ACC won’t pay for non-accident-related health conditions like cancer, arthritis or mental illness. If your mortgage protection policy includes illness cover this is where it shines. It provides a regular income while you recover.

2. Your ACC payment is lower than your insured amount

If ACC only covers part of your income (for example, because you were part-time, self-employed or recently changed jobs) your insurance may top up the difference. This will depend on your policy structure.

3. You have an agreed-value policy

Some policies pay a fixed amount regardless of what ACC pays.

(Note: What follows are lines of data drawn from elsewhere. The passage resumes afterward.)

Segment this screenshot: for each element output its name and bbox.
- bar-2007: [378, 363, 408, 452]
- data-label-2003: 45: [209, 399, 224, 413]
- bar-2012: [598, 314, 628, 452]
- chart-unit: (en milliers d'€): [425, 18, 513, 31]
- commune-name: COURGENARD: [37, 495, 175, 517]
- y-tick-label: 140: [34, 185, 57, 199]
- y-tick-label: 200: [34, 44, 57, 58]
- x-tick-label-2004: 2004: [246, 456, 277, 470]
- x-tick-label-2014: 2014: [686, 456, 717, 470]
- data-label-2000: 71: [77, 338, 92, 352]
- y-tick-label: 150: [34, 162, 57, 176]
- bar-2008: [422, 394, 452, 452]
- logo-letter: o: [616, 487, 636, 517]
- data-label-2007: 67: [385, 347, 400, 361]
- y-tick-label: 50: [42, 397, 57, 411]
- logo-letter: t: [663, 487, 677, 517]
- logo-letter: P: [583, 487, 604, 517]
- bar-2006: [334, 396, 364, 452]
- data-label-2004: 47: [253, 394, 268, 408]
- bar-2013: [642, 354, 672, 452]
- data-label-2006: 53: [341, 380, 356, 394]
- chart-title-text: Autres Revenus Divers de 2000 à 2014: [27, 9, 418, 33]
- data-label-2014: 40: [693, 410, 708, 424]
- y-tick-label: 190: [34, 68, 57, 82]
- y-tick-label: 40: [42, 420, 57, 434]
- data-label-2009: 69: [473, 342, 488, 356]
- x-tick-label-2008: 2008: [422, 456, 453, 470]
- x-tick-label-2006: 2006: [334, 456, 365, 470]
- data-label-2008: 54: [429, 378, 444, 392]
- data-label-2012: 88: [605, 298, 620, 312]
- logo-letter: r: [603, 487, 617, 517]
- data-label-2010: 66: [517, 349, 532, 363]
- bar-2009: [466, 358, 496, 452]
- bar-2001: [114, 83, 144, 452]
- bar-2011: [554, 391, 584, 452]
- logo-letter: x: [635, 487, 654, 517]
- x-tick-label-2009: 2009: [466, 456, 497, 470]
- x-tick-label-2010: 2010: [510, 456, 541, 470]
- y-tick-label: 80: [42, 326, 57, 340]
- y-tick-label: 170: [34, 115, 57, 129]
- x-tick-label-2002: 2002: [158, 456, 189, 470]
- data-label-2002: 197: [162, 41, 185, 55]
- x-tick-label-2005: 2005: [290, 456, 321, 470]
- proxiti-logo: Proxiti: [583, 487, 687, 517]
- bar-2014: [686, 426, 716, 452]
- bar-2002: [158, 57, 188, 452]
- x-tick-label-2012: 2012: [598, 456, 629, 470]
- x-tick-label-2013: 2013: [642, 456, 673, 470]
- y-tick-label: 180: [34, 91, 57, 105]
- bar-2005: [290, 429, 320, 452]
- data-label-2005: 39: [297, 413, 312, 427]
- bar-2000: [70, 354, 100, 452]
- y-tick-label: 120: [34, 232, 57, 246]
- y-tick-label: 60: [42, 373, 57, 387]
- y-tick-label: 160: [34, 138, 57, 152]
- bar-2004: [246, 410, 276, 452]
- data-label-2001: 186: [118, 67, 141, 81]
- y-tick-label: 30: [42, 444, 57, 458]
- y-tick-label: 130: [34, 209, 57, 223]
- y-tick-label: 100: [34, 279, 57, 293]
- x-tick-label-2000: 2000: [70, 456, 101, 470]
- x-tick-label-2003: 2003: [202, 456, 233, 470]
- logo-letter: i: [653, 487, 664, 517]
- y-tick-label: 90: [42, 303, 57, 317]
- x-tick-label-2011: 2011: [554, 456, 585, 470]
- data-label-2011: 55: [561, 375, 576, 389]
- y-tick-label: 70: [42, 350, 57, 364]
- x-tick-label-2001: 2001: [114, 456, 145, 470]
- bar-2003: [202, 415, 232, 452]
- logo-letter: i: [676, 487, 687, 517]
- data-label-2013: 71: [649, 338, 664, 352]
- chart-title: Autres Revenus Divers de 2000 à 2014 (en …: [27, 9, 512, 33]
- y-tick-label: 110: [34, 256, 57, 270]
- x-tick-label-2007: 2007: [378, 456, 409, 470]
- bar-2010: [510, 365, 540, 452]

These are less common and may cost more but they ensure a more predictable benefit during recovery.

Understanding Offsets and Policy Wording

Every Mortgage Protection policy is slightly different. Some policies offset dollar for dollar, meaning every cent you receive from ACC reduces your insurance payout. Others only offset above a certain threshold. And some agreed-value policies do not offset at all.

That’s why it’s important to understand your own policy wording, or better yet, work with an adviser who can explain how your cover behaves in different situations.

Should You Still Get Mortgage Protection if You Have ACC?

Yes, because ACC doesn’t cover everything. It’s designed for accidental injuries only. This means a huge range of illnesses and health events are excluded. Mortgage Protection provides broader protection especially for unexpected illnesses that stop you working for weeks, months, or longer.

It’s also worth remembering that ACC payments may take time to process and there can be disputes over eligibility. Having an insurance policy in place can provide backup if there are delays or gaps.

A Stronger Safety Net With Both in Place

Together ACC and Mortgage Protection form a more complete safety net. ACC may take the lead for accidents but Mortgage Protection fills the gaps, especially when illness is involved or when ACC’s support doesn’t meet your full needs.

The key is to make sure your policy is set up properly with the right waiting periods, benefit amounts and understanding of how any ACC offsets apply. That way you can feel confident your mortgage is protected, no matter what life throws your way.

It’s not about choosing one over the other, it’s about making sure all your bases are covered.